Peritoneal dialysis center and microbiology laboratory at a military, teaching medical center.
Standard peritoneal dialysate bags admixed with gentamicin, vancomycin, gentamicin and vancomycin in combination, or ceftazidime were stored at either 4 degrees C or 20 degrees C for 14 days. Sequential aliquots were withdrawn and assayed for antibiotic activity by bioassay and, except for ceftazidime, immunoassay for chemical activity. The bioassay was performed using a standardized Kirby-Bauer disc method. Significance was determined by ANOVA and, where the effect size was significant at the p < 0.05 level, the application of the paired t-test or the Wilcoxon signed rank test to the difference in activity between the first and last samples.
Antibiotic concentration by immunoassay did not significantly deteriorate over 14 days for vancomycin or gentamicin when either room temperature or refrigerated samples were studied. By bioassay, gentamicin and ceftazidime, but not vancomycin, lost moderate but significant activity over 14 days when refrigerated bags were assayed (except for an insignificant decrement in gentamicin in the combined vancomycin and gentamicin bags). Bags stored at room temperature, in general, lost significant bioactivity over 14 days, but to levels where clinical efficacy would still be expected.

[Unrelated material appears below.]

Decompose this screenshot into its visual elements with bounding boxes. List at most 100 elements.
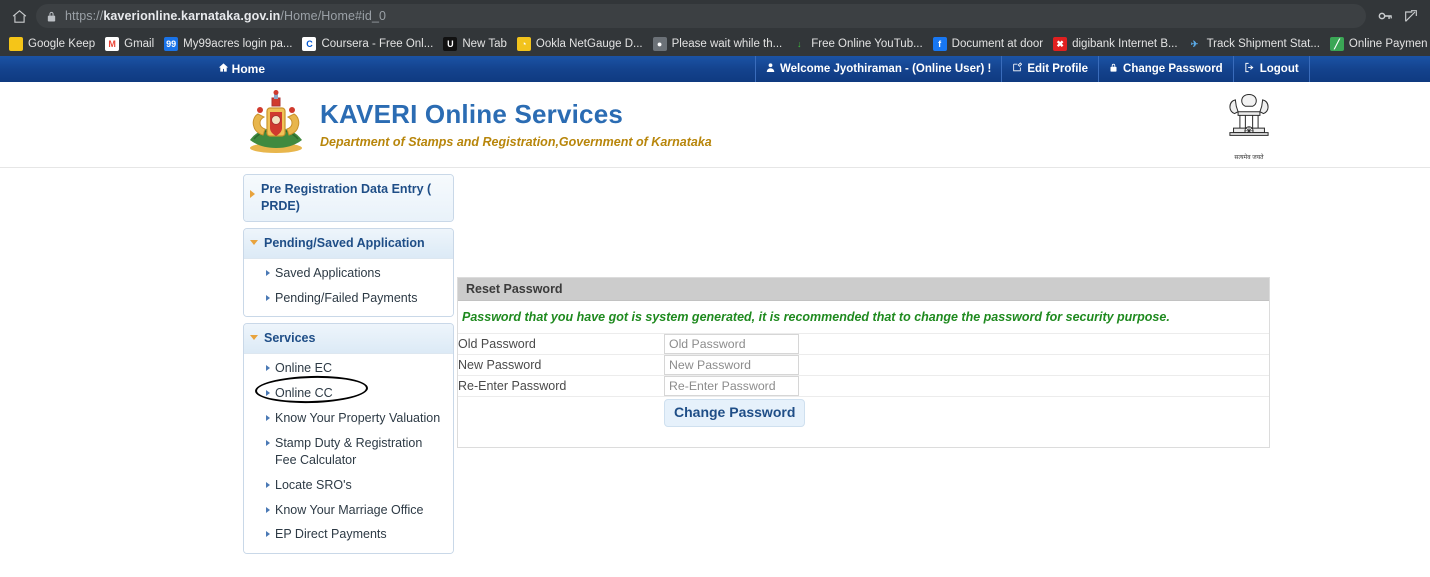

The vancomycin bioassay performed on the combination bags demonstrated a remarkably enhanced bioactivity, presumably reflecting synergy with gentamicin.
These data indicate that the study antibiotics admixed with peritoneal dialysis fluids retain stable chemical activity, whether refrigerated or kept at room temperature, for at least 14 days. A moderate decrement in bioactivity occurred for study antibiotics when stored either refrigerated or at room temperature over 14 days, although clinically significant levels were maintained. The clinical significance of a possible synergy between vancomycin and gentamicin is yet to be determined.